At least many of my friends are and they have encouraged me to watch the show. After having seen most of the episodes, I can understand some of the appeal. But in certain ways, the fascination with it is perplexing, especially when it comes to death.
From the viewpoint of someone who enjoys reading and aspires to create compelling narratives, it is fascinating to see the popularity of a series whose creator is determined to kill off many of the most likable and magnetic characters.
It is also interesting that the millions of people anxiously anticipate the next installment to escape into a world where there is so much evil, gore, and death. To a great extent, entertainment is about escape. But why are people so eager run away to this morbid dystopia?
Perhaps the greatest fear in life is death, yet viewers eagerly tune in to watch actors tortured and killed in some of the cruelest and inhumane ways possible while eating popcorn in the comfort of their living rooms.
We know that the series is a made-up reality. Still, it is unsettling to see these fictional characters have their eyes gouged out and genitals cut off before they receive the coup de grace.
Martin has a particular talent for conjuring disgusting ways to make his characters meet their demises. This cruelty is an expression of the deep-seated sickness of human depravity that fills history books. As James Joyce once said, “history is a nightmare from which I am trying to awake.” Yet people willingly enter this dystopian nightmare to escape from reality.

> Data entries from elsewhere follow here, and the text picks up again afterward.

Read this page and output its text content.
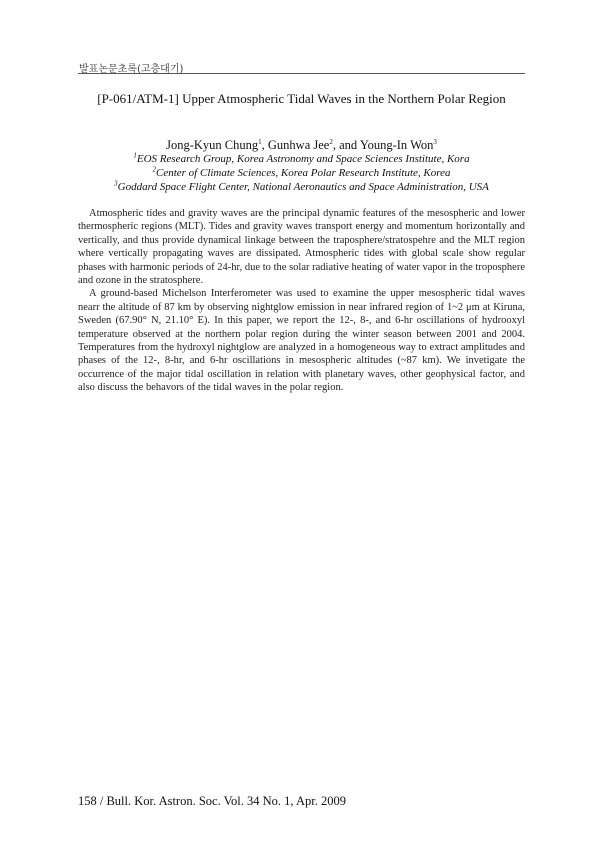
발표논문초록(고층대기)
[P-061/ATM-1] Upper Atmospheric Tidal Waves in the Northern Polar Region
Jong-Kyun Chung$^1$, Gunhwa Jee$^2$, and Young-In Won$^3$
$^1$EOS Research Group, Korea Astronomy and Space Sciences Institute, Kora
$^2$Center of Climate Sciences, Korea Polar Research Institute, Korea
$^3$Goddard Space Flight Center, National Aeronautics and Space Administration, USA

Atmospheric tides and gravity waves are the principal dynamic features of the mesospheric and lower thermospheric regions (MLT). Tides and gravity waves transport energy and momentum horizontally and vertically, and thus provide dynamical linkage between the traposphere/stratospehre and the MLT region where vertically propagating waves are dissipated. Atmospheric tides with global scale show regular phases with harmonic periods of 24-hr, due to the solar radiative heating of water vapor in the troposphere and ozone in the stratosphere.

A ground-based Michelson Interferometer was used to examine the upper mesospheric tidal waves nearr the altitude of 87 km by observing nightglow emission in near infrared region of 1~2 μm at Kiruna, Sweden (67.90° N, 21.10° E). In this paper, we report the 12-, 8-, and 6-hr oscillations of hydrooxyl temperature observed at the northern polar region during the winter season between 2001 and 2004. Temperatures from the hydroxyl nightglow are analyzed in a homogeneous way to extract amplitudes and phases of the 12-, 8-hr, and 6-hr oscillations in mesospheric altitudes (~87 km). We invetigate the occurrence of the major tidal oscillation in relation with planetary waves, other geophysical factor, and also discuss the behavors of the tidal waves in the polar region.

158 / Bull. Kor. Astron. Soc. Vol. 34 No. 1, Apr. 2009
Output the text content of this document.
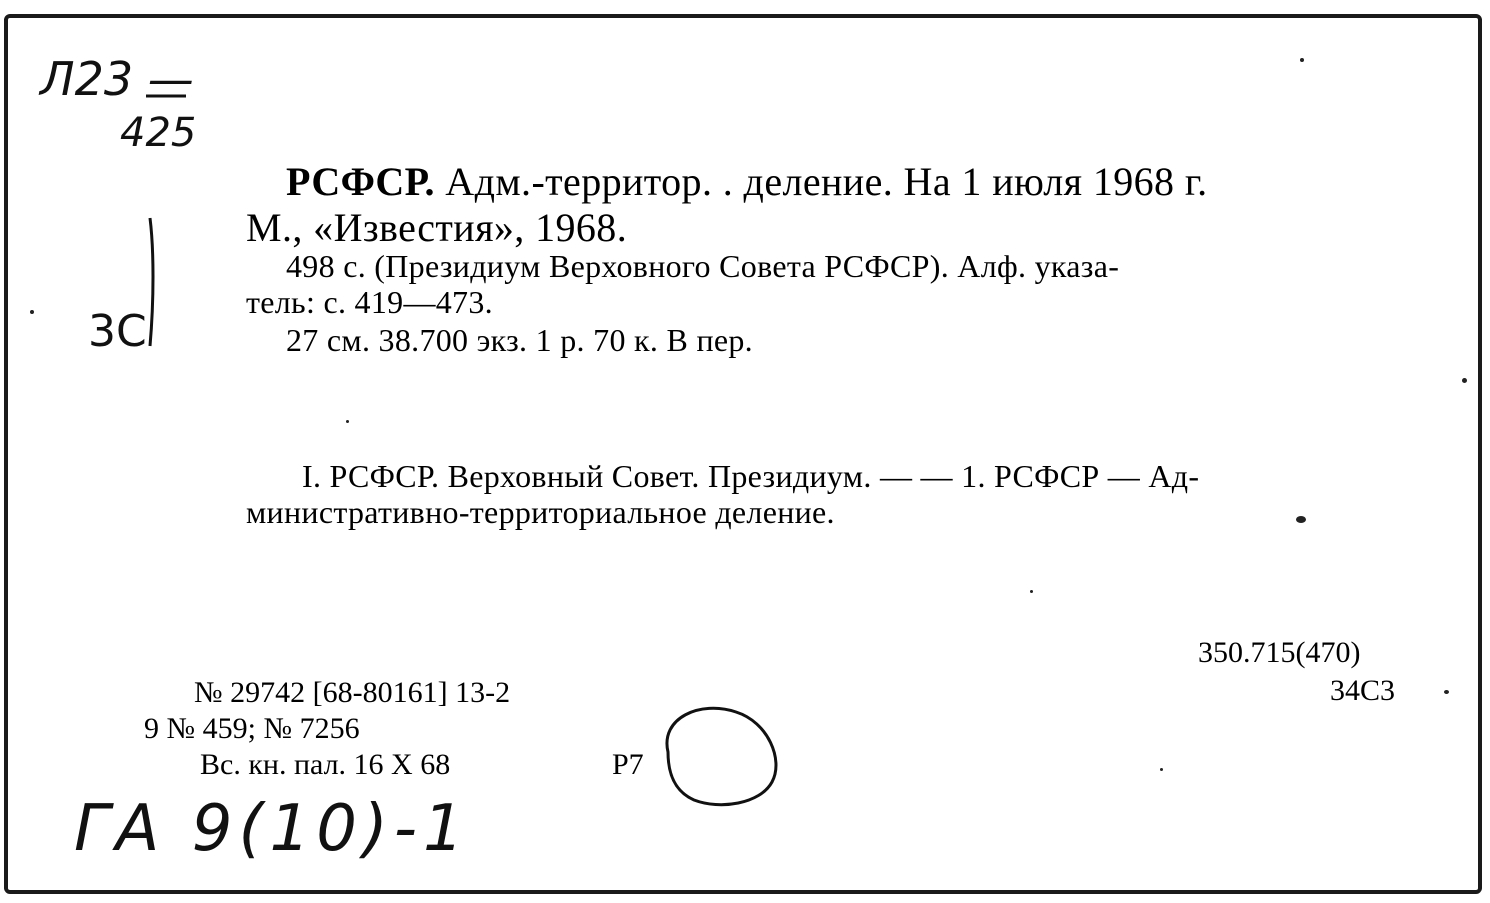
Л23 —
425
3С
ГА 9(10)-1
РСФСР. Адм.-территор. . деление. На 1 июля 1968 г.
М., «Известия», 1968.
498 с. (Президиум Верховного Совета РСФСР). Алф. указа-
тель: с. 419—473.
27 см. 38.700 экз. 1 р. 70 к. В пер.
I. РСФСР. Верховный Совет. Президиум. — — 1. РСФСР — Ад-
министративно-территориальное деление.
350.715(470)
34С3
№ 29742 [68-80161] 13-2
9 № 459; № 7256
Вс. кн. пал. 16 X 68	Р7
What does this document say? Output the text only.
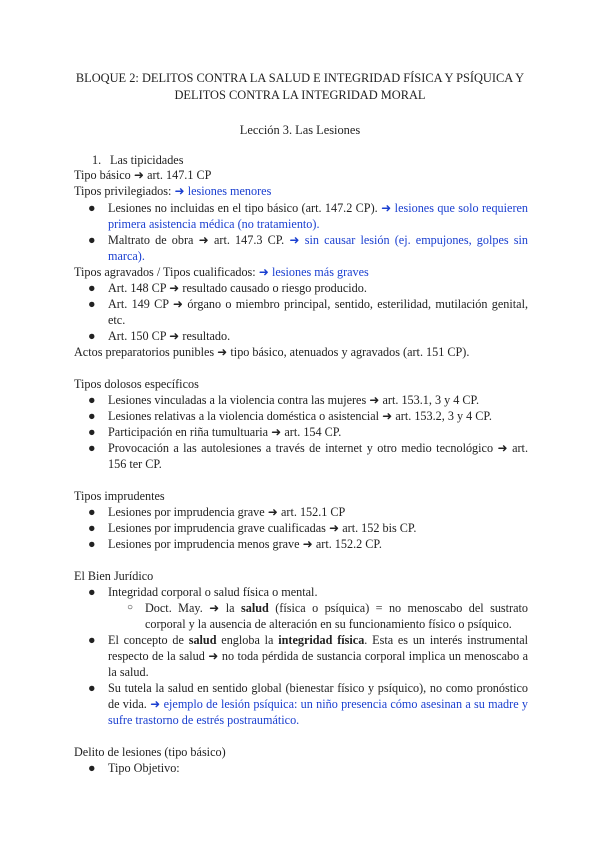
BLOQUE 2: DELITOS CONTRA LA SALUD E INTEGRIDAD FÍSICA Y PSÍQUICA Y
DELITOS CONTRA LA INTEGRIDAD MORAL
Lección 3. Las Lesiones
1. Las tipicidades
Tipo básico ➜ art. 147.1 CP
Tipos privilegiados: ➜ lesiones menores
● Lesiones no incluidas en el tipo básico (art. 147.2 CP). ➜ lesiones que solo requieren primera asistencia médica (no tratamiento).
● Maltrato de obra ➜ art. 147.3 CP. ➜ sin causar lesión (ej. empujones, golpes sin marca).
Tipos agravados / Tipos cualificados: ➜ lesiones más graves
● Art. 148 CP ➜ resultado causado o riesgo producido.
● Art. 149 CP ➜ órgano o miembro principal, sentido, esterilidad, mutilación genital, etc.
● Art. 150 CP ➜ resultado.
Actos preparatorios punibles ➜ tipo básico, atenuados y agravados (art. 151 CP).
Tipos dolosos específicos
● Lesiones vinculadas a la violencia contra las mujeres ➜ art. 153.1, 3 y 4 CP.
● Lesiones relativas a la violencia doméstica o asistencial ➜ art. 153.2, 3 y 4 CP.
● Participación en riña tumultuaria ➜ art. 154 CP.
● Provocación a las autolesiones a través de internet y otro medio tecnológico ➜ art. 156 ter CP.
Tipos imprudentes
● Lesiones por imprudencia grave ➜ art. 152.1 CP
● Lesiones por imprudencia grave cualificadas ➜ art. 152 bis CP.
● Lesiones por imprudencia menos grave ➜ art. 152.2 CP.
El Bien Jurídico
● Integridad corporal o salud física o mental.
○ Doct. May. ➜ la salud (física o psíquica) = no menoscabo del sustrato corporal y la ausencia de alteración en su funcionamiento físico o psíquico.
● El concepto de salud engloba la integridad física. Esta es un interés instrumental respecto de la salud ➜ no toda pérdida de sustancia corporal implica un menoscabo a la salud.
● Su tutela la salud en sentido global (bienestar físico y psíquico), no como pronóstico de vida. ➜ ejemplo de lesión psíquica: un niño presencia cómo asesinan a su madre y sufre trastorno de estrés postraumático.
Delito de lesiones (tipo básico)
● Tipo Objetivo:
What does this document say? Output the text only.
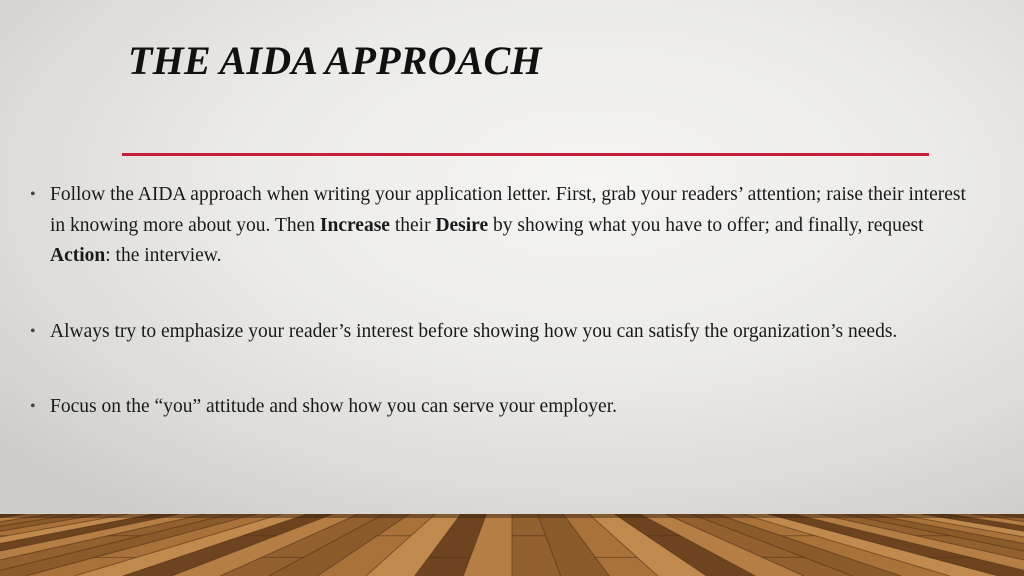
THE AIDA APPROACH
• Follow the AIDA approach when writing your application letter. First, grab your readers’ attention; raise their interest in knowing more about you. Then Increase their Desire by showing what you have to offer; and finally, request Action: the interview.
• Always try to emphasize your reader’s interest before showing how you can satisfy the organization’s needs.
• Focus on the “you” attitude and show how you can serve your employer.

History is a nightmare from which I am trying to awake.
This cruelty is not relegated to fiction or to the past. It is still played out daily and can be seen in the beheadings filmed by ISIS (Daesh), people maimed by land mines, tortured by waterboarding and other medieval techniques. These are only some of the horrid acts that mankind has been perpetrating for thousands of years. Shouldn’t we aspire to more in 2017?
Game Of Thrones and Hollywood
Although Game of Thrones may represent some of the most graphic horrors in popular entertainment, it is no outlier when it comes to pop culture. Violence sells. Hollywood turns out brutality in films daily, popular music is littered with violent lyrics and video games that are centered on violence remain some of the most admired.
This makes one wonder about the relationship between death as entertainment and the real thing. There is something within us that loves the thrill of being “scared to death” and we cherish our beloved monsters.
But given the freedom to select our pass times, why do we choose death for our leisure, something we are all desperately trying to escape in real life?
As a society, we advocate for the invention of drugs to reduce suffering and go to great lengths to mitigate pain; so why do we love to watch the torture and demise of others? Why would we not want to escape to something beautiful and peaceful?